Don’t wait and complete number one on this list before moving onto number two. You can reach out to people externally while also developing your internal network. Start by identifying a handful of industry leaders who specialise in specific topics. You could try reaching out by email, but these people receive a lot of emails and it’s likely that you’ll be lost in the mountain of requests they receive. I recommend you find them on LinkedIn and message them about an upcoming talk or webinar they are contributing to. Then, go to that webinar or in-person event and offer to buy them a coffee or hot drink in exchange for 5 minutes of their time. This will go a long way in building your network, and you might learn something interesting as well, bonus!
Check out what topics are being discussed at the main industry conferences. This will give you an indication about what is on people’s minds and might help you to predict some of the upcoming changes that may affect your company as well. Watch #OpenAccess on Twitter for the latest news on the move to OA.
Sometimes the journey to your “dream job” isn’t a clear-cut vertical one. One of the best ways to develop a career in publishing is through accepting lateral moves or temporary secondments. This allows you to develop the breadth of your knowledge, expand your network, and find out what role in publishing is right for you before you put all your eggs in one basket.
Maybe the most challenging recommendation on this list is to find your niche. Your niche needs to be something that you excel at, that your publisher needs, or maybe doesn’t have enough people with this skill just yet. It also needs to be something you enjoy. For me, I love networking and creating new connections, I also love the thrill of sales, so I made this my niche and eventually I was able to move into a role specifically focused on making new partnerships on behalf of my publisher.
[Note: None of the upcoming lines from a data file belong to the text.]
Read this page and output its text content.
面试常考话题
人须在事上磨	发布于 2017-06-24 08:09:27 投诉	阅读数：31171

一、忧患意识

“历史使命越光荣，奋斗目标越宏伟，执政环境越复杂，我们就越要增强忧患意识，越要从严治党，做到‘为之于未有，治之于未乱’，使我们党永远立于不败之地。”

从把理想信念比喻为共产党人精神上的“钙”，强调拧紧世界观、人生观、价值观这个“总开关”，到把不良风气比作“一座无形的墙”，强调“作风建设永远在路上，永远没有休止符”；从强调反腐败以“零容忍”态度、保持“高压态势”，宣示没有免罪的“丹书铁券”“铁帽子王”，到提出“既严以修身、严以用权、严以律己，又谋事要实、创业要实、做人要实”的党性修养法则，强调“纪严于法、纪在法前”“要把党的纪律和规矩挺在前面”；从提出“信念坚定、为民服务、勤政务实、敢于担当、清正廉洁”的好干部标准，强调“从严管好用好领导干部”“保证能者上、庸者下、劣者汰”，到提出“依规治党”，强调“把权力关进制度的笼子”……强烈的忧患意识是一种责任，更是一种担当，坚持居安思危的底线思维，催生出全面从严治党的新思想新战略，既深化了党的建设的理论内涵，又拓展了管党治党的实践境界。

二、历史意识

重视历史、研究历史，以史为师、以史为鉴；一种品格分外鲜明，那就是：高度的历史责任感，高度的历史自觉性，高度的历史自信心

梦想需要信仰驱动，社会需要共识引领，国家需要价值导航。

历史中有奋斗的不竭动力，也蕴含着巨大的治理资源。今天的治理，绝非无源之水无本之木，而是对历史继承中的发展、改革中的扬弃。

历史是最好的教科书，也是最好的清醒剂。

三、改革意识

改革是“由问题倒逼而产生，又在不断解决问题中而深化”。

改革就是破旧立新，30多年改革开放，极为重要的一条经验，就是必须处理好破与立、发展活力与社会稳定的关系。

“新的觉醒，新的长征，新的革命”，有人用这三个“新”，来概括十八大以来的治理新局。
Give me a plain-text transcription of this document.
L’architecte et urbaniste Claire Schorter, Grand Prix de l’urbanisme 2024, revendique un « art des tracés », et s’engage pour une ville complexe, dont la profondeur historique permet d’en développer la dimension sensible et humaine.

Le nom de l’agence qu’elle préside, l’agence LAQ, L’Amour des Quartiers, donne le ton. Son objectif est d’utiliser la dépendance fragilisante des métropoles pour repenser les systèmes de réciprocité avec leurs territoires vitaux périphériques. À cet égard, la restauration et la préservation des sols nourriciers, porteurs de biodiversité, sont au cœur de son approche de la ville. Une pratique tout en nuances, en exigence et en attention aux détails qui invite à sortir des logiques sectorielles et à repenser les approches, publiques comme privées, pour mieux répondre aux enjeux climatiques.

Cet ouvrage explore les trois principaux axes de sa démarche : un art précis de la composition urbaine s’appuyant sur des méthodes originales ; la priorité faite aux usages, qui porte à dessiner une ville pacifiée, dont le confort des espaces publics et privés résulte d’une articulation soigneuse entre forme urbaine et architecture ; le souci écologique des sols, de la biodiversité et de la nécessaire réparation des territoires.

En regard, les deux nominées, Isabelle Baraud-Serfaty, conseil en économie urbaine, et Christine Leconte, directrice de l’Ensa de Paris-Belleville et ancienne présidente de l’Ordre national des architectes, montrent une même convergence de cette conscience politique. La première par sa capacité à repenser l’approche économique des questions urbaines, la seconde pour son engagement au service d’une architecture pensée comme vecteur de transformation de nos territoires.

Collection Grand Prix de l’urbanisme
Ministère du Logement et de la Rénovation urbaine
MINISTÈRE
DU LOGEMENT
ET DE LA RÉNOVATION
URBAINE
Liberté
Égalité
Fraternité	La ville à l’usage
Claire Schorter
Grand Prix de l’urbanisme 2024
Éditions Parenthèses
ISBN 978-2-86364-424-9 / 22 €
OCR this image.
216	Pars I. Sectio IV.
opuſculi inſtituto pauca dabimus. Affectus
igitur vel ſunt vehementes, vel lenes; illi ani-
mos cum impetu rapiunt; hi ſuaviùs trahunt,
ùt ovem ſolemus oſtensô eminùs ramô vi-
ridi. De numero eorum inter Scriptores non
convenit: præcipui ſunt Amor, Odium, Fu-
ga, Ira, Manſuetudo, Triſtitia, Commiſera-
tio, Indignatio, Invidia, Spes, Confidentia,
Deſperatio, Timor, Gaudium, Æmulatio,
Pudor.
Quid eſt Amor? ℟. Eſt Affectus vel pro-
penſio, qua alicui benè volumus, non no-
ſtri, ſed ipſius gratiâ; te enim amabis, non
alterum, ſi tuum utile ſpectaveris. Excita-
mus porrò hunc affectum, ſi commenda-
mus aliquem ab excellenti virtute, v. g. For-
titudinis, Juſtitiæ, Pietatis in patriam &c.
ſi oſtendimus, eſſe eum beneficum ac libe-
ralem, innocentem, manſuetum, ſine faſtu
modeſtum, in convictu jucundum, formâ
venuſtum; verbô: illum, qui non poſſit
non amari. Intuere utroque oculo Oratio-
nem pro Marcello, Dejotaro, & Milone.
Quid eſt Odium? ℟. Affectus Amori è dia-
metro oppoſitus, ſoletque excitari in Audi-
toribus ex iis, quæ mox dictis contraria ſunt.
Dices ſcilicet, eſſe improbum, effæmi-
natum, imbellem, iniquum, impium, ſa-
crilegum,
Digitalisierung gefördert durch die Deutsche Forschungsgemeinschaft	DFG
I started a workplace choir with the intention of getting people together to have a bit of fun, a chat and sing at lunch. Little did I know that this choir would help me to become what my manager later called me, ‘one of the most well-connected people in the company’. I had developed a network of people who knew me, and this network has proved to be invaluable. All because I wanted to get a group together to sing at lunchtime! You might not be able to create a choir, but you could organise a book club, a regular social event, or a networking evening, anything that will help you to develop your network, both inside your company, and externally.
I’ve mentioned conferences above, but it needs its own number in this list. Not enough early career publishing professionals attend conferences, probably because they can be expensive. You can apply for funding from your publisher to attend conferences for your personal development. Some great ones include Association of Learned and Professional Scholarly Publishers‘ (ALPSP) annual conference and the Society for Scholarly Publishing‘s conference. There are also some fantastic webinars throughout the year which are free to attend online. Keep an eye on MugsPubs for regular updates on the best webinars to register for.
There are lots of activities to be involved in on an extra-curricular basis, from volunteering for committees to supporting the organisation of webinars. You could also get involved with the Society of Young Publishers and apply to be on one of their committees. ALPSP also have a great mentoring program available.
Journal publishing is a billion-dollar industry, and we are primarily a customer service industry. So get to know your customers! Make sure you are speaking with researchers, connect with them on LinkedIn, and contribute to the debates on Twitter. To make sure we are meeting our customers’ needs, we need to understand their concerns. Having a strong understanding of this will help you to progress in your own career.
Having the mindset of teaching and leading, even at the start of your publishing career, is key to establishing your career in the journal publishing industry. By no means do I consider myself a “leader” in the industry, and I have struggled myself with varying degrees of imposter syndrome, but I believe that it is important to hold the mindset that you have something worthwhile to contribute and what you have to say is of value to others. When you value yourself and your contribution, and importantly, when you make your contribution heard, you will have created a strong foundation for your career in journal publishing.